First a skilled decision-maker establishes the key clinical goals and priorities. and may have to creatively “problem solve” when facing a situation that has not been encountered before. We may apply rough “rules of thumb” and “fast and frugal heuristics” to quickly come up with diagnosis or treatment options in routine situations, but people also cope with uncertainty in subtle ways, and may weigh up many different criteria and arguments for and against the options. Clinicians and patients also seek to understand the arguments, the pros and cons of the competing options and the many kinds of knowledge that underpin them in the individual case, and evaluate the options against many distinct objective and subjective criteria. Finally, actually taking a decision is frequently difficult and is not just a matter of cool and rational assessment of data but is frequently bound up with personal aspirations, anxieties and cultural values. Good clinical judgment is about trying to accommodate all these issues in intelligible decision-making processes within a coherent patient narrative.

Cognitive systems

In Watson IBM is promising to give us a “cognitive system”. However humans are still the best cognitive systems we know in terms of the range and flexibility of our thinking. But human also have another and powerful mechanism which is not characteristic of many computer systems. We are “meta-cognitive” creatures; we can reflect critically on our thinking, our knowledge and our assumptions, on the persuasiveness of evidence and adequacy of arguments, and whether our assumptions are still valid as the world changes. We can also deliberate on the tradeoffs between costs and benefits and balance competing criteria. Is the cost of a treatment combined with the risk of an unsuccessful outcome more or less attractive than the impact on quality of life offered by a less effective but also less aggressive chemotherapy? It is a core clinical skill to be able to help patients arrive at a balance that they will not later come to regret.

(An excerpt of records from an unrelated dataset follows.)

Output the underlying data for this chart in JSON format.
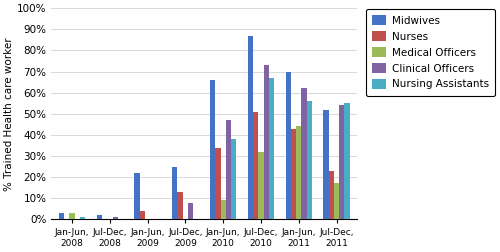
{
  "categories_line1": [
    "Jan-Jun,",
    "Jul-Dec,",
    "Jan-Jun,",
    "Jul-Dec,",
    "Jan-Jun,",
    "Jul-Dec,",
    "Jan-Jun,",
    "Jul-Dec,"
  ],
  "categories_line2": [
    "2008",
    "2008",
    "2009",
    "2009",
    "2010",
    "2010",
    "2011",
    "2011"
  ],
  "series": {
    "Midwives": [
      0.03,
      0.02,
      0.22,
      0.25,
      0.66,
      0.87,
      0.7,
      0.52
    ],
    "Nurses": [
      0.0,
      0.0,
      0.04,
      0.13,
      0.34,
      0.51,
      0.43,
      0.23
    ],
    "Medical Officers": [
      0.03,
      0.0,
      0.0,
      0.0,
      0.09,
      0.32,
      0.44,
      0.17
    ],
    "Clinical Officers": [
      0.0,
      0.01,
      0.0,
      0.08,
      0.47,
      0.73,
      0.62,
      0.54
    ],
    "Nursing Assistants": [
      0.01,
      0.0,
      0.0,
      0.0,
      0.38,
      0.67,
      0.56,
      0.55
    ]
  },
  "colors": {
    "Midwives": "#4472C4",
    "Nurses": "#C0504D",
    "Medical Officers": "#9BBB59",
    "Clinical Officers": "#8064A2",
    "Nursing Assistants": "#4BACC6"
  },
  "ylabel": "% Trained Health care worker",
  "ylim": [
    0,
    1.0
  ],
  "yticks": [
    0,
    0.1,
    0.2,
    0.3,
    0.4,
    0.5,
    0.6,
    0.7,
    0.8,
    0.9,
    1.0
  ],
  "ytick_labels": [
    "0%",
    "10%",
    "20%",
    "30%",
    "40%",
    "50%",
    "60%",
    "70%",
    "80%",
    "90%",
    "100%"
  ],
  "bar_width": 0.14,
  "figsize": [
    5.0,
    2.52
  ],
  "dpi": 100
}
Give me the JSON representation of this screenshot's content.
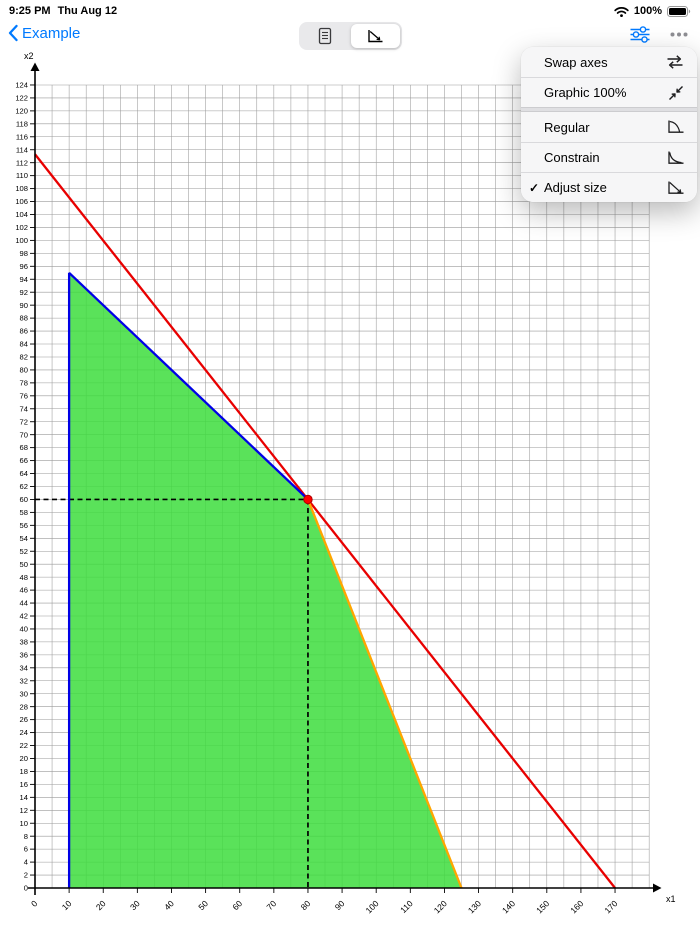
{
  "status_bar": {
    "time": "9:25 PM",
    "date": "Thu Aug 12",
    "battery": "100%"
  },
  "nav": {
    "back_label": "Example"
  },
  "menu": {
    "groups": [
      {
        "items": [
          {
            "label": "Swap axes",
            "check": ""
          },
          {
            "label": "Graphic 100%",
            "check": ""
          }
        ]
      },
      {
        "items": [
          {
            "label": "Regular",
            "check": ""
          },
          {
            "label": "Constrain",
            "check": ""
          },
          {
            "label": "Adjust size",
            "check": "✓"
          }
        ]
      }
    ]
  },
  "chart_data": {
    "type": "line",
    "title": "",
    "xlabel": "x1",
    "ylabel": "x2",
    "xlim": [
      0,
      182
    ],
    "ylim": [
      0,
      126
    ],
    "grid": true,
    "x_ticks": [
      0,
      10,
      20,
      30,
      40,
      50,
      60,
      70,
      80,
      90,
      100,
      110,
      120,
      130,
      140,
      150,
      160,
      170
    ],
    "y_ticks": [
      0,
      2,
      4,
      6,
      8,
      10,
      12,
      14,
      16,
      18,
      20,
      22,
      24,
      26,
      28,
      30,
      32,
      34,
      36,
      38,
      40,
      42,
      44,
      46,
      48,
      50,
      52,
      54,
      56,
      58,
      60,
      62,
      64,
      66,
      68,
      70,
      72,
      74,
      76,
      78,
      80,
      82,
      84,
      86,
      88,
      90,
      92,
      94,
      96,
      98,
      100,
      102,
      104,
      106,
      108,
      110,
      112,
      114,
      116,
      118,
      120,
      122,
      124
    ],
    "x_grid_step": 5,
    "x_grid_max": 180,
    "y_grid_step": 2,
    "y_grid_max": 124,
    "series": [
      {
        "name": "constraint-line-red",
        "color": "#e80000",
        "points": [
          [
            0,
            113.3
          ],
          [
            170,
            0
          ]
        ]
      },
      {
        "name": "constraint-line-blue-vertical",
        "color": "#0000e6",
        "points": [
          [
            10,
            0
          ],
          [
            10,
            95
          ]
        ]
      },
      {
        "name": "constraint-line-blue",
        "color": "#0000e6",
        "points": [
          [
            10,
            95
          ],
          [
            80,
            60
          ]
        ]
      },
      {
        "name": "constraint-line-orange",
        "color": "#ffa500",
        "points": [
          [
            80,
            60
          ],
          [
            125,
            0
          ]
        ]
      }
    ],
    "feasible_region": {
      "color": "#3ddd3d",
      "opacity": 0.85,
      "points": [
        [
          10,
          0
        ],
        [
          10,
          95
        ],
        [
          80,
          60
        ],
        [
          125,
          0
        ]
      ]
    },
    "solution_point": {
      "x": 80,
      "y": 60,
      "color": "#ff0000"
    },
    "guide_lines": {
      "x": 80,
      "y": 60,
      "style": "dashed",
      "color": "#000000"
    }
  }
}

Patients and their doctors want to discuss their decisions, to review and compare the treatment options and how they might play out over their lives and personal circumstances. They want to know the provenance of a recommendation and the evidence it depends on. “Why should I trust this damn machine?” The trouble with Big data and the search engines we all of us use is that right now they do not reflect in any depth on why this particular set of options appeared on the first page of google, or what the reasons are that a particular item is present and another is not. Indeed are the options we see a dispassionate reflection of the success of a treatment for a patient like me? Or have the treatment providers massaged the data to “up” their google rank? For the moment, Big data seems not so different from Black box. The instant acceptance of early CT images compared with the poor adoption of statistical decision methods into clinical practice is still a lesson in the age of big data – if computer advice isn’t intuitive and its provenance transparent then claims of “revolutions in clinical practice” and “going past intelligence to ‘wisdom'” seem somewhat premature.